E quando digo juventude, me refiro a todo produtor cultural de mentalidade jovem, que continua querendo inovar, que não se estagnou numa atitude blasé e auto-suficiente. O escritor jovem é aquele que continua desesperado, angustiado, para dizer alguma coisa de verdadeiro, de autêntico, de juntar algumas frases que sintetizem a beleza rude, transcedental, misteriosa, desse país onde os sabiás não cantam: fogem da polícia.

Claro que, se há jovens que desafiam impetuosamente as maiores dificuldades, e prosseguem sonhando em fazer arte, também existem segmentos reacionários, que ingressaram no mercado de arte como quem faz carreira numa profissão burguesa. Como era de se esperar, fazem um tremendo sucesso. Desde séculos, os oportunistas se dão bem, ou tentam se dar bem. Faz parte da vida. Aos poucos, eles vão sendo desmascarados.

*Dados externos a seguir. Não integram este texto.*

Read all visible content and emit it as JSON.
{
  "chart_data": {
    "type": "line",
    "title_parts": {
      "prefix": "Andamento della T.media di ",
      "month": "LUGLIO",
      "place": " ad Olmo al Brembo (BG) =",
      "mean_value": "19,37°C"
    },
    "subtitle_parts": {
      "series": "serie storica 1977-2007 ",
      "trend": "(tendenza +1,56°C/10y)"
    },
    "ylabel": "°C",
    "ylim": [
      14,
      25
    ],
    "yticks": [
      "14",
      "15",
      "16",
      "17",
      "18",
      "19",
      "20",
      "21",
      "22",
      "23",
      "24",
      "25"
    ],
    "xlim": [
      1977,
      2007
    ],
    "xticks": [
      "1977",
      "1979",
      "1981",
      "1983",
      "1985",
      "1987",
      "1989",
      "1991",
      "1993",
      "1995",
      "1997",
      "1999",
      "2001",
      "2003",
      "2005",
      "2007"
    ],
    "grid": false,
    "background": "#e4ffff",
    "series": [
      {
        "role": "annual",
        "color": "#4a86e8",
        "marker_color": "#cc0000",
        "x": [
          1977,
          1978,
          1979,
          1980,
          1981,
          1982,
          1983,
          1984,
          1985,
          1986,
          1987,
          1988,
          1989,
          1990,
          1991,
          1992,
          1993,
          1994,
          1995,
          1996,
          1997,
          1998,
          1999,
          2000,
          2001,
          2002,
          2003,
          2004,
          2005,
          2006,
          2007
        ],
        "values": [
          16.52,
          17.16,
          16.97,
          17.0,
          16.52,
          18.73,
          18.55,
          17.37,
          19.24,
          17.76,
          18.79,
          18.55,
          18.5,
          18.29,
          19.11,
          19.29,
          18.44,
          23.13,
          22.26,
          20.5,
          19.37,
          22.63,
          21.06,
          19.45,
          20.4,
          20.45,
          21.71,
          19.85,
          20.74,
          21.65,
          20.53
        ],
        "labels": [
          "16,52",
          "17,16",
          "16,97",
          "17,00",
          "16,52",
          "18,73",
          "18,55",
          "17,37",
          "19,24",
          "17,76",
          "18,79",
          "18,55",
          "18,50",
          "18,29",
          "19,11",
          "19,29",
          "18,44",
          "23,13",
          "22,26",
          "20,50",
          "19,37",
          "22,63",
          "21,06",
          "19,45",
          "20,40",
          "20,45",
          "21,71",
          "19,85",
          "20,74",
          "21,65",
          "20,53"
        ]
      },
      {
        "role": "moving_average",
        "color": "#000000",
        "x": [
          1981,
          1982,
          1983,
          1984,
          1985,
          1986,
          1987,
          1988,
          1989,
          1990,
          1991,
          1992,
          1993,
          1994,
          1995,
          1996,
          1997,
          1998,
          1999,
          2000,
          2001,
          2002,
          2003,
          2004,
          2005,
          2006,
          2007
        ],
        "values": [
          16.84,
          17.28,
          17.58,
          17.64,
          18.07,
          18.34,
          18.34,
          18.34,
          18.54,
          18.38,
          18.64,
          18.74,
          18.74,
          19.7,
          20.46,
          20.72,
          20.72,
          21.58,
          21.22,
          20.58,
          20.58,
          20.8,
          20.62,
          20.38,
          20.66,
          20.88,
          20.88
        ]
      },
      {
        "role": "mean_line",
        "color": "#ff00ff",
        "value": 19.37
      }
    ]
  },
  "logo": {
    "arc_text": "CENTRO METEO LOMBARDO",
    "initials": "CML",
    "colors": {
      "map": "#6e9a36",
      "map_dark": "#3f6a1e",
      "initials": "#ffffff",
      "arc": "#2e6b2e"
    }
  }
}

O grande problema é: a literatura brasileira está sufocada com a falta de novos leitores. O país é grande, teria capacidade de aumentar em duas, três, quatro vezes, o número de consumidores de livro. Recentemente, um grupo de empresas ligadas ao mercado editorial (grandes editoras, livrarias) conseguiu arrancar do governo, via BNDES, uma boa verba para financiamento. Basta isso? Quer dizer, claro que é importante que as editoras se fortaleçam, cresçam. São elas, no fim das contas, que imprimem livros, bancam o marketing e a distribuição das obras.

As livrarias protestaram que o pacote do governo não atendeu seus interesses. E o maior problema é que faltam livrarias nas pequenas e médias cidades do país. Mas acho que se o governo liberar dinheiro para as grandes, elas vão pegar a verba e construir mais super-lojas nas metrópoles.

O governo deveria, então, liberar financiamento para pequenas livrarias, com proprietários locais, nas pequenas cidades brasileiras. E ajudá-los de todas as formas possíveis.

É preciso que medidas sejam tomadas para ampliar o número de leitores no Brasil. Qualquer aumento seria uma injeção de oxigênio no mercado editorial. E de ânimo nos jovens escritores, já que veriam reduzido o poder de influência de meia-dúzia de mauricinhos que posam de grandes críticos literários.

Para que medidas sejam tomadas, os escritores desse país precisam botar a boca no trambone, pressionar as autoridades, influenciar a opinião pública. João Ubaldo Ribeiro, por exemplo, em vez de ficar enganando os leitores do Globo com seu rosário de abrobrinhas, atacando os índios ou enchendo o saco do Lula por quaquer coisinha, podia contribuir um pouco para isso. O aumento dos leitores de literatura brasileira seria benéfico financeiramente para todos os escritores consagrados. Portanto, está aí uma bandeira realmente progressista, saudável, que reuniria gente de todos os matizes ideológicos.